“Canada Yield Price” means, in respect of any Securities of this series being redeemed, the price, in respect of the principal amount of the Securities of this series, calculated by the Company as of the third Business Day prior to the Redemption Date of such Securities of this series, equal to the sum of the present values of the Remaining Scheduled Payments (which, for the avoidance of doubt, shall not include any portion of such payments of interest accrued as of the Redemption Date) using a discount rate equal to the Government of Canada Yield on such Business Day plus 35.5 basis points.
“Government of Canada Yield” means, on any date, the bid-side yield to maturity on such date as determined by the arithmetic average (rounded to three decimal places) of the yields quoted at 10:00 a.m. (Toronto time) by any two investment dealers in Canada selected by the Company, assuming semi-annual compounding and calculated in accordance with generally accepted financial practice, which a non-callable Government of Canada bond would carry if issued in Canadian dollars in Canada at 100% of its principal amount on such date with a term to maturity that most closely approximates the remaining term to the Par Call Date.
“Remaining Scheduled Payments” means, with respect to each Security of this series to be redeemed, the remaining scheduled payments of principal of and interest on each Security of this series that would be due after the related redemption date if the Security of this series were redeemed on the Par Call Date.
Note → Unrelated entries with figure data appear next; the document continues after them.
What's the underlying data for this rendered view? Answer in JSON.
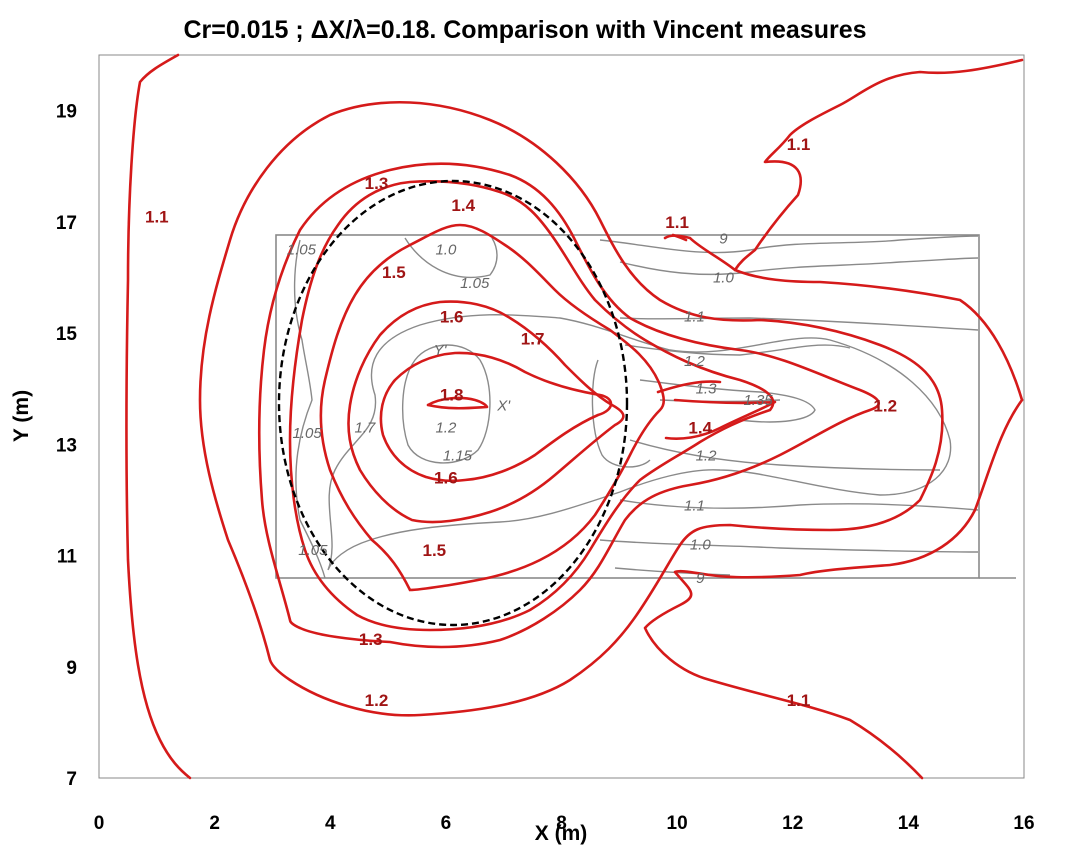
{
  "chart_data": {
    "type": "contour",
    "title": "Cr=0.015 ; ΔX/λ=0.18. Comparison with Vincent measures",
    "xlabel": "X (m)",
    "ylabel": "Y (m)",
    "xlim": [
      0,
      16
    ],
    "ylim": [
      7,
      20
    ],
    "x_ticks": [
      "0",
      "2",
      "4",
      "6",
      "8",
      "10",
      "12",
      "14",
      "16"
    ],
    "y_ticks": [
      "7",
      "9",
      "11",
      "13",
      "15",
      "17",
      "19"
    ],
    "grid": false,
    "colors": {
      "computed": "#d51a1a",
      "computed_label": "#a01515",
      "measured": "#8a8a8a",
      "ellipse": "#000000"
    },
    "computed_contour_labels": [
      {
        "text": "1.1",
        "x": 1.0,
        "y": 17.1
      },
      {
        "text": "1.1",
        "x": 10.0,
        "y": 17.0
      },
      {
        "text": "1.1",
        "x": 12.1,
        "y": 18.4
      },
      {
        "text": "1.1",
        "x": 12.1,
        "y": 8.4
      },
      {
        "text": "1.2",
        "x": 13.6,
        "y": 13.7
      },
      {
        "text": "1.2",
        "x": 4.8,
        "y": 8.4
      },
      {
        "text": "1.3",
        "x": 4.8,
        "y": 17.7
      },
      {
        "text": "1.3",
        "x": 4.7,
        "y": 9.5
      },
      {
        "text": "1.4",
        "x": 6.3,
        "y": 17.3
      },
      {
        "text": "1.4",
        "x": 10.4,
        "y": 13.3
      },
      {
        "text": "1.5",
        "x": 5.1,
        "y": 16.1
      },
      {
        "text": "1.5",
        "x": 5.8,
        "y": 11.1
      },
      {
        "text": "1.6",
        "x": 6.1,
        "y": 15.3
      },
      {
        "text": "1.6",
        "x": 6.0,
        "y": 12.4
      },
      {
        "text": "1.7",
        "x": 7.5,
        "y": 14.9
      },
      {
        "text": "1.8",
        "x": 6.1,
        "y": 13.9
      }
    ],
    "measured_contour_labels": [
      {
        "text": "1.05",
        "x": 3.5,
        "y": 16.5
      },
      {
        "text": "1.0",
        "x": 6.0,
        "y": 16.5
      },
      {
        "text": "1.05",
        "x": 6.5,
        "y": 15.9
      },
      {
        "text": "Y'",
        "x": 5.9,
        "y": 14.7
      },
      {
        "text": "X'",
        "x": 7.0,
        "y": 13.7
      },
      {
        "text": "1.2",
        "x": 6.0,
        "y": 13.3
      },
      {
        "text": "1.15",
        "x": 6.2,
        "y": 12.8
      },
      {
        "text": "1.7",
        "x": 4.6,
        "y": 13.3
      },
      {
        "text": "1.05",
        "x": 3.6,
        "y": 13.2
      },
      {
        "text": "1.05",
        "x": 3.7,
        "y": 11.1
      },
      {
        "text": "9",
        "x": 10.8,
        "y": 16.7
      },
      {
        "text": "1.0",
        "x": 10.8,
        "y": 16.0
      },
      {
        "text": "1.1",
        "x": 10.3,
        "y": 15.3
      },
      {
        "text": "1.2",
        "x": 10.3,
        "y": 14.5
      },
      {
        "text": "1.3",
        "x": 10.5,
        "y": 14.0
      },
      {
        "text": "1.35",
        "x": 11.4,
        "y": 13.8
      },
      {
        "text": "1.2",
        "x": 10.5,
        "y": 12.8
      },
      {
        "text": "1.1",
        "x": 10.3,
        "y": 11.9
      },
      {
        "text": "1.0",
        "x": 10.4,
        "y": 11.2
      },
      {
        "text": "9",
        "x": 10.4,
        "y": 10.6
      }
    ],
    "ellipse": {
      "center": [
        6.1,
        13.7
      ],
      "semi_axis_x": 3.0,
      "semi_axis_y": 3.95
    },
    "measurement_box": {
      "x": [
        3.1,
        15.3
      ],
      "y": [
        10.6,
        16.8
      ]
    }
  }
}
If the Redemption Date is not an Interest Payment Date with respect to a Security of this series, the amount of the next succeeding scheduled interest payment on each Security of this series will be reduced by the amount of interest accrued on such Security of this series to, but excluding, the Redemption Date.
The Company’s actions and determinations in determining the applicable Redemption Price shall be conclusive and binding for all purposes, absent manifest error.
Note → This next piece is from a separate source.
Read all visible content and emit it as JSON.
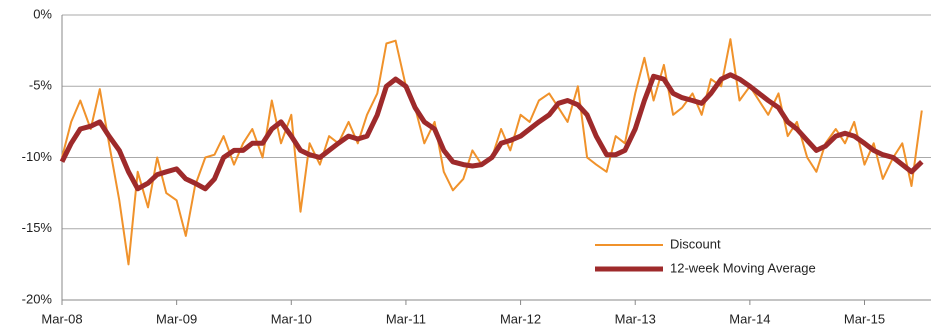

The Trustee shall have no duty to determine, or to verify the Company’s calculations of, the applicable Redemption Price.
If at the time a Redemption Notice is given, the redemption moneys are not on deposit with the Paying Agent, then, if such notice so provides, the redemption shall be subject to the receipt of the redemption moneys on or before the Redemption Date and such Redemption Notice shall be of no force or effect unless such moneys are received.
Upon payment of the applicable Redemption Price as described herein, on and after the applicable Redemption Date interest will cease to accrue on the Securities of this series or portions thereof called for redemption.
If, as a result of any Tax Event (as defined below), the Company becomes or, based upon its receipt of a written opinion of independent counsel selected by the Company, there is a material probability that the Company will become, obligated to pay Additional Amounts with respect to the Securities of this series, then the Company may at its option redeem the Securities of this series, in whole, but not in part, upon a Redemption Notice, at a redemption price (the “Tax Event Redemption Price”) equal to 100% of their principal amount, together with accrued but unpaid interest, if any, thereon to, but excluding, the date fixed for such redemption (the “Tax Event Redemption Date”). Upon payment of the Tax Event Redemption Price, on and after the Tax Event Redemption Date interest will cease to accrue on the Securities of this series called for redemption.